Surrogacy bill expands rights for same-sex couples

OLYMPIA – Because Washington state outlaws paying a surrogate mother to have a baby, some couples with fertility problems go to Oregon or California, where they can hire women to carry their children.

Because state law also presumes that the birth mother has parental rights, some gay and lesbian couples have to go through legal adoption, even if one of them is a biological parent.

House Bill 1267 would change both of those laws and allow the state to recognize that not all families look like “Leave it to Beaver,” said the proposal’s sponsor, state Rep. Jamie Pederson, D-Seattle. Laws against paying a surrogate mother have never been enforced, he added.

But it would also turn surrogate mothers, and the babies to which they give birth, into commodities, opponents told the Senate Government Operations Committee on Tuesday. The state doesn’t allow people to sell kidneys or other organs and shouldn’t allow surrogate mothers to receive money for having a child, they say.

Russell Johnson of the Family Policy Institute likened the bill to slavery: “It allows legal rights to be attached to a person based on the exchange of money.”

Families that have paid surrogate mothers in states where that is legal told the committee about the difficulty and expense of repeated travel to where the surrogate lives. Steven Glass, of Seattle, said he and his wife made some two dozen trips to Portland to be with their twins’ surrogate mother during the pregnancy, but couldn’t get there in time for an emergency cesarean section and had to fly the babies to Seattle after they were born prematurely.

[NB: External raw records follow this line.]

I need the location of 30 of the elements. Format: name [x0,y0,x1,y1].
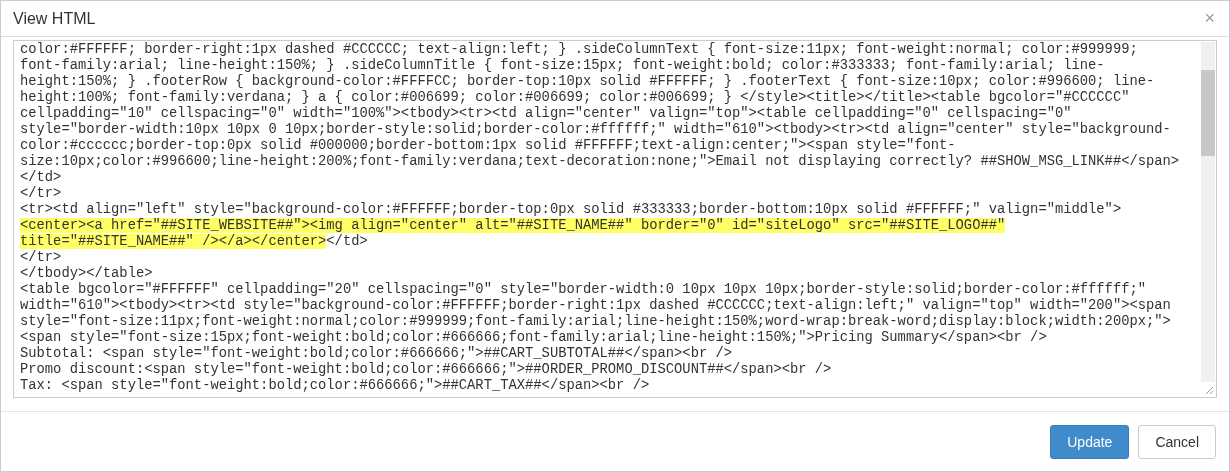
dialog-title: View HTML [13,9,96,28]
code-text: Tax: <span style="font-weight:bold;color:#666666;">##CART_TAX##</span><br /> [20,378,650,393]
code-text: width="610"><tbody><tr><td style="background-color:#FFFFFF;border-right:1px dashed #CCCCCC;text-align:left;" valign="top" width="200"><span [20,298,1171,313]
close-button[interactable]: × [1200,8,1219,29]
code-text: </tbody></table> [20,266,153,281]
update-button[interactable]: Update [1050,424,1130,459]
code-text: color:#FFFFFF; border-right:1px dashed #CCCCCC; text-align:left; } .sideColumnText { font-size:11px; font-weight:normal; color:#999999; [20,42,1138,57]
code-text: </tr> [20,186,62,201]
code-text: <tr><td align="left" style="background-color:#FFFFFF;border-top:0px solid #333333;border-bottom:10px solid #FFFFFF;" valign="middle"> [20,202,1122,217]
code-text: Promo discount:<span style="font-weight:bold;color:#666666;">##ORDER_PROMO_DISCOUNT##</span><br /> [20,362,832,377]
code-text: height:100%; font-family:verdana; } a { color:#006699; color:#006699; color:#006699; } </style><title></title><table bgcolor="#CCCCCC" [20,90,1130,105]
code-text: <span style="font-size:15px;font-weight:bold;color:#666666;font-family:arial;line-height:150%;">Pricing Summary</span><br /> [20,330,1047,345]
code-text: </td> [20,170,62,185]
html-editor[interactable] [13,40,1217,398]
code-text: font-family:arial; line-height:150%; } .sideColumnTitle { font-size:15px; font-weight:bold; color:#333333; font-family:arial; line- [20,58,1105,73]
scrollbar[interactable] [1201,42,1215,382]
code-text: size:10px;color:#996600;line-height:200%;font-family:verdana;text-decoration:none;">Email not displaying correctly? ##SHOW_MSG_LINK##</span> [20,154,1180,169]
code-text: style="border-width:10px 10px 0 10px;border-style:solid;border-color:#ffffff;" width="610"><tbody><tr><td align="center" style="background- [20,122,1171,137]
code-text: color:#cccccc;border-top:0px solid #000000;border-bottom:1px solid #FFFFFF;text-align:center;"><span style="font- [20,138,956,153]
code-text: style="font-size:11px;font-weight:normal;color:#999999;font-family:arial;line-height:150%;word-wrap:break-word;display:block;width:200px;"> [20,314,1171,329]
highlighted-code: title="##SITE_NAME##" /></a></center> [20,234,327,249]
code-text: Subtotal: <span style="font-weight:bold;color:#666666;">##CART_SUBTOTAL##</span><br /> [20,346,733,361]
code-text: </td> [326,234,368,249]
code-text: cellpadding="10" cellspacing="0" width="100%"><tbody><tr><td align="center" valign="top"><table cellpadding="0" cellspacing="0" [20,106,1072,121]
code-text: height:150%; } .footerRow { background-color:#FFFFCC; border-top:10px solid #FFFFFF; } .footerText { font-size:10px; color:#996600; line- [20,74,1155,89]
highlighted-code: <center><a href="##SITE_WEBSITE##"><img align="center" alt="##SITE_NAME##" border="0" id="siteLogo" src="##SITE_LOGO##" [20,218,1006,233]
resize-handle-icon[interactable] [1204,385,1214,395]
code-text: </tr> [20,250,62,265]
cancel-button[interactable]: Cancel [1138,424,1216,459]
code-text: <table bgcolor="#FFFFFF" cellpadding="20" cellspacing="0" style="border-width:0 10px 10px 10px;border-style:solid;border-color:#ffffff;" [20,282,1146,297]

The whole process cost about $80,000, most of which was for legal and medical expenses and travel, he said.

But they were able to go to Oregon and did wind up with children under the current law, said state Sen. Don Benton, R-Vancouver, who added: “Being a parent is expensive in many, many ways.”

Jen Havig, of Vancouver, said that when she and her partner decided to have a child, they used in vitro fertilization with one of her eggs that was carried by her partner, Erinn. When the baby was born, Erinn had parental rights automatically under state law, but even though she was the biological mother, Jen had to go to court to adopt their daughter: “I had no parental rights for the first five months of her life.”

The bill would give parental rights to both people in a same-sex domestic partnership in those instances, which critics argued is unfair to heterosexual couples who must file affidavits of inability to have children in surrogacy cases.

Maureen Richardson, state director of Concerned Women for America, said the bill has the “potential to exploit women and children” because birth mothers don’t even have the right to hold the baby after it’s born and automatically lose custody rights to the parents. Benton noted that some feminist groups oppose paid surrogacy.

But Sara Ainsworth of Legal Voice, a women’s legal rights group, said support and opposition are mixed: “There is no monolithic feminist position, just as there is no monolithic Christian position.”

The bill passed the House 57-41 last month on a mostly party-line vote. The Senate committee could vote on whether to send the bill to the floor as early as Monday.